E, apesar de o país estar a envelhecer a passos largos, segundo o recente estudo da Fundação Manuel dos Santos, isso não é necessariamente sinónimo de amadurecimento coletivo.
Enquanto coletividade, vimos a cometer os mesmos erros de há décadas.
Porque as lições de outrora custam tanto a serem compreendidas e assimiladas?
Porque eles não deixam! E nós permitimos.
Outro dia, deparei-me com uma pessoa muito especial, que estava justamente a dedicar-se a relatar as histórias da guerra colonial das gentes da sua terra.
Ouvi embevecida cada palavra, chocada muitas vezes e, no final, ficou-me o travo amargo de que, nada - ou muito pouco - se tinha aprendido com os tempos da guerra colonial e, pior, uma, duas gerações ficaram para sempre marcadas com os traumas vividos pelos soldados sobreviventes.
As histórias pessoais dignas de um filme dos tempos da guerra, as cartas trocadas, os filhos que cresciam algures, as mulheres a desdobrarem-se para pôr pão na mesa.
E, quando o marido ou os filhos regressavam à casa, não voltavam com eles os que partiram.
Tornaram-se estranhos até para os seus.
O tempo ajudou a curar certas mazelas da alma, mas não a rispidez da língua, o gesto bruto, as tainadas até que o álcool apagasse os lamentos.
Essa geração está a chegar ao fim, combalida, retorcida; contudo, deixou toda uma descendência de pessoas distantes emocionalmente, alienadas na sua carência, mesquinhas na sua sobrevivência.
Que não podemos culpar eternamente os nossos pais e País pelo nosso fracasso coletivo e individual, é verdade.
Mas há que perceber o que nos amarra e sufoca.
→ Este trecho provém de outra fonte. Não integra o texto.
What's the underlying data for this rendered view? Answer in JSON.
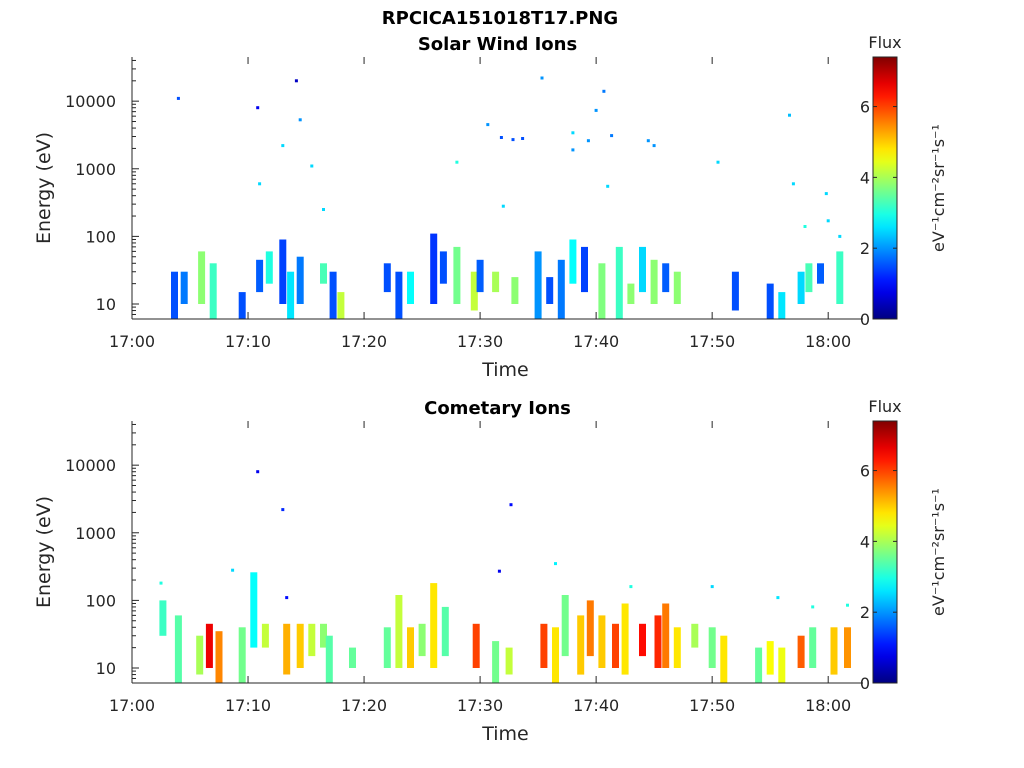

O porquê do fado. O porquê da correria que se torna selvajaria.
A velocidade do tempo a fazemos nós. E o relógio pode ser parado. Deve ser parado.
Parado para refletirmos. Parado para que repensemos esses tempos. E com sorte...
Parado para que a banda passe, o cortejo prossiga, a sardinha pingue na broa, o vinho seja aberto à maneira, os sinos dobrem no domingo em despique, os putos brinquem ao pião e à bola. Ah, os putos.
Só daí soltamos o relógio. Para que se apresse, sim, mas apresse-se lentamente (festina lente).